In this article, we look at the JPEG file format, describing what it is for, and how it works
The JPEG is the product of a bunch of experts who call themselves the Joint Photographic Experts Group. It was introduced to the public in 1992 and, importantly, was established as an open-industry standard at just about the same time as the World Wide Web took off; the JPEG is am now regarded as one of its success factors. It’s the most widely used image file format, especially for photographic images, and with only a few notable exceptions most digital cameras produce JPEG images.
The JPEG’s success is thanks to both its standardisation and its ability to save precious storage space and make the transmission of image files over low-bandwidth connections efficient.

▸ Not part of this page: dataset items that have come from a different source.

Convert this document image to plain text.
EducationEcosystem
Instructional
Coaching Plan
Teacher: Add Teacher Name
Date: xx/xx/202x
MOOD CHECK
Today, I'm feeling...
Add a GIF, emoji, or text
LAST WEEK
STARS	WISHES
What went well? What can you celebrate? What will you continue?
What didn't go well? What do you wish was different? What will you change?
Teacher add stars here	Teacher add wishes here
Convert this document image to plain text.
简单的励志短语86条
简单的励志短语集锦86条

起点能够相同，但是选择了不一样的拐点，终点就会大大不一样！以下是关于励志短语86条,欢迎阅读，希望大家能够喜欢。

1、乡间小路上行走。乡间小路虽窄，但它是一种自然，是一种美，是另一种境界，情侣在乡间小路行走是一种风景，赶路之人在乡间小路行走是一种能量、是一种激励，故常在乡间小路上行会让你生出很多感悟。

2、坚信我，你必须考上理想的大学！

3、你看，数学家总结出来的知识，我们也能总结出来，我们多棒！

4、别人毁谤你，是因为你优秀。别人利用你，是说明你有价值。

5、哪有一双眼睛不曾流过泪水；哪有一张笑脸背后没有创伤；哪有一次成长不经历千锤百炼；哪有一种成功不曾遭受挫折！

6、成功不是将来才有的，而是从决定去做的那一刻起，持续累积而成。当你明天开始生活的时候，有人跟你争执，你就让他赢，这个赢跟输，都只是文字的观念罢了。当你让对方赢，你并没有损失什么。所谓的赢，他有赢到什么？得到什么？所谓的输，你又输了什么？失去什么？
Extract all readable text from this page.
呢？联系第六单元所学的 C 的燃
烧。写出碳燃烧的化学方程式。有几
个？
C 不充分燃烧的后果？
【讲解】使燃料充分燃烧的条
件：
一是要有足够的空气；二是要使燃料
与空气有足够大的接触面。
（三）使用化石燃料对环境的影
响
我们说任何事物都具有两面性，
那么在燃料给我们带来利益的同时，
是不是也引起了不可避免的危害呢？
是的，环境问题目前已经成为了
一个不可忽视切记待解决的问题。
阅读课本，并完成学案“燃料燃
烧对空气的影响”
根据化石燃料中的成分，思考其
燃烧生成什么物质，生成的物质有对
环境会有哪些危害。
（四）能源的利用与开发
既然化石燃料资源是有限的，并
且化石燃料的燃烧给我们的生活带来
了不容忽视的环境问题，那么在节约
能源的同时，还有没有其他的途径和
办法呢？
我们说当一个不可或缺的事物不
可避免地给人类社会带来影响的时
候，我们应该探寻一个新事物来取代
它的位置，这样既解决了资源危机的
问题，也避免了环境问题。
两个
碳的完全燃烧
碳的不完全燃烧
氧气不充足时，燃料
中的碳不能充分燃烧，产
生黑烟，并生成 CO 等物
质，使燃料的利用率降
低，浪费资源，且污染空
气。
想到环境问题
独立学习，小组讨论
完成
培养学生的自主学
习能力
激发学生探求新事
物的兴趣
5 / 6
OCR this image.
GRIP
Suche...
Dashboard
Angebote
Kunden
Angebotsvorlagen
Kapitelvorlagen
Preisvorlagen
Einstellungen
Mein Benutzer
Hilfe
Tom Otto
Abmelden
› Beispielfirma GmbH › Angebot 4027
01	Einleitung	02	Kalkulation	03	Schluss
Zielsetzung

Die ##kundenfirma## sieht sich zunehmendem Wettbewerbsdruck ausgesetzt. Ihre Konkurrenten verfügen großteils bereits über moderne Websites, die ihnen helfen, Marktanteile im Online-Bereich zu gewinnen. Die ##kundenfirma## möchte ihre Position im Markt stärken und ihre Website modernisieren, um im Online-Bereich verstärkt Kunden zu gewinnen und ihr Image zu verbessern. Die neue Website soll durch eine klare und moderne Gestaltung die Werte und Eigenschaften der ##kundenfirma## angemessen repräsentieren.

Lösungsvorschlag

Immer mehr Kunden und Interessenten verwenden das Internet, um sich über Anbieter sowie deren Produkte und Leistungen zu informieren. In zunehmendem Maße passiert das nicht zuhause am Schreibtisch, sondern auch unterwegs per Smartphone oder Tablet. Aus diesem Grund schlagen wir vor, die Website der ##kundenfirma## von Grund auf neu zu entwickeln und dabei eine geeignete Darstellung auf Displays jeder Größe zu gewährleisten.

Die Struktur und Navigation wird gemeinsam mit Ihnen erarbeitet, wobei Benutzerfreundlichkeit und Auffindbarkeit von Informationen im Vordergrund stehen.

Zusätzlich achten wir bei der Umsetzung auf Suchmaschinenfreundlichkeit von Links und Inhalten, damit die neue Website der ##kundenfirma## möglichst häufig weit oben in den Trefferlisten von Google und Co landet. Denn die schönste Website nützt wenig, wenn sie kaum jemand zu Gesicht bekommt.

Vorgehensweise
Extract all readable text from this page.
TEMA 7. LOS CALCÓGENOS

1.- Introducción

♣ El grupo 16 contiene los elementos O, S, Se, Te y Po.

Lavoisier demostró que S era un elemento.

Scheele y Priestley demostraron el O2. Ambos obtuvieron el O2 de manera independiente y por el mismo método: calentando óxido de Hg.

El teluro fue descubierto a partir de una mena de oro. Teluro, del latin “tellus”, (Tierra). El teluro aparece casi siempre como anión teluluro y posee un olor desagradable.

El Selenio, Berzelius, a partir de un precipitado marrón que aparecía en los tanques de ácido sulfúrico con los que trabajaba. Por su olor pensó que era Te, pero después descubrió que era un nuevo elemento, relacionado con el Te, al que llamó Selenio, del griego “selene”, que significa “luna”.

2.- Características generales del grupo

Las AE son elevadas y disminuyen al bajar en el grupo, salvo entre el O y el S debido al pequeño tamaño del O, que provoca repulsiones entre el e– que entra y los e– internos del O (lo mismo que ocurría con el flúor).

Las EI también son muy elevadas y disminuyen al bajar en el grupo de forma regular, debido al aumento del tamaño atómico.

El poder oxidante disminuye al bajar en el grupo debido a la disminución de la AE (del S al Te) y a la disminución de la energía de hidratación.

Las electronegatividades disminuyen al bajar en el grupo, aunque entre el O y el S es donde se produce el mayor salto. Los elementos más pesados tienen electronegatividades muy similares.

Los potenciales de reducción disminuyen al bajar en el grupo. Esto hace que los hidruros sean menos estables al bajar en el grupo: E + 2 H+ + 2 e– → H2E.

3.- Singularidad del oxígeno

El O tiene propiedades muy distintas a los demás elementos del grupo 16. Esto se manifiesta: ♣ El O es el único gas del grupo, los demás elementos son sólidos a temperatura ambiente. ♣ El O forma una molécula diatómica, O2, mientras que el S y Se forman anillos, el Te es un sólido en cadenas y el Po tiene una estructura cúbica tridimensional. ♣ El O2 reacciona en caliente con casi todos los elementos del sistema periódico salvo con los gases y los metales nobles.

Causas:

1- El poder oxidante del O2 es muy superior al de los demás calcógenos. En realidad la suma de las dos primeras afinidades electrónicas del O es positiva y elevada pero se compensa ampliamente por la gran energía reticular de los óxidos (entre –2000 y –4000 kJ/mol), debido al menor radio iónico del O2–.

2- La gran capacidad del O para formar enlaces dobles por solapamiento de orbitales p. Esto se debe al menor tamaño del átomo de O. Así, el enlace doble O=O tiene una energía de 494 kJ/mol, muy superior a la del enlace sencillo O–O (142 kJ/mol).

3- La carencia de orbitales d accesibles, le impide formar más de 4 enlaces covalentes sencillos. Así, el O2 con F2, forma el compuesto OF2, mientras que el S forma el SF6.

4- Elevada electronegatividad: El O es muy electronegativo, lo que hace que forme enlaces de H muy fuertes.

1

The JPEG is a compressed lossy image file format, which means that when you convert an image to JPEG, much of the original image data is discarded without making very obvious changes to the quality of the viewed image.
However, that image could be a small fraction of the original uncompressed image size. Beware, though, because if you edit a JPEG image and save it again, the image will lose some more data and you will start to see a reduction in image quality. Always keep an original copy of your image and, better still, employ a ‘non-destructive’ workflow using software that never alters precious original files.
Thanks to the use of discrete cosine transform (DCI) function mathematics, the JPEG works efficiently and fast.
It is also tuned to work with photographic imagery, so the way it discards unneeded image data is modelled on the way the human eye sees colour and detail. It’s also easy and simple to balance the compression rate with the image quality you need to preserve. It is so good they made a movie about the JPEG – well, a digital movie format based on it, called Motion JPEG (MJPEG). It also have a cousin called JPEG 2000, but that’s actually radically different to to a JPEG.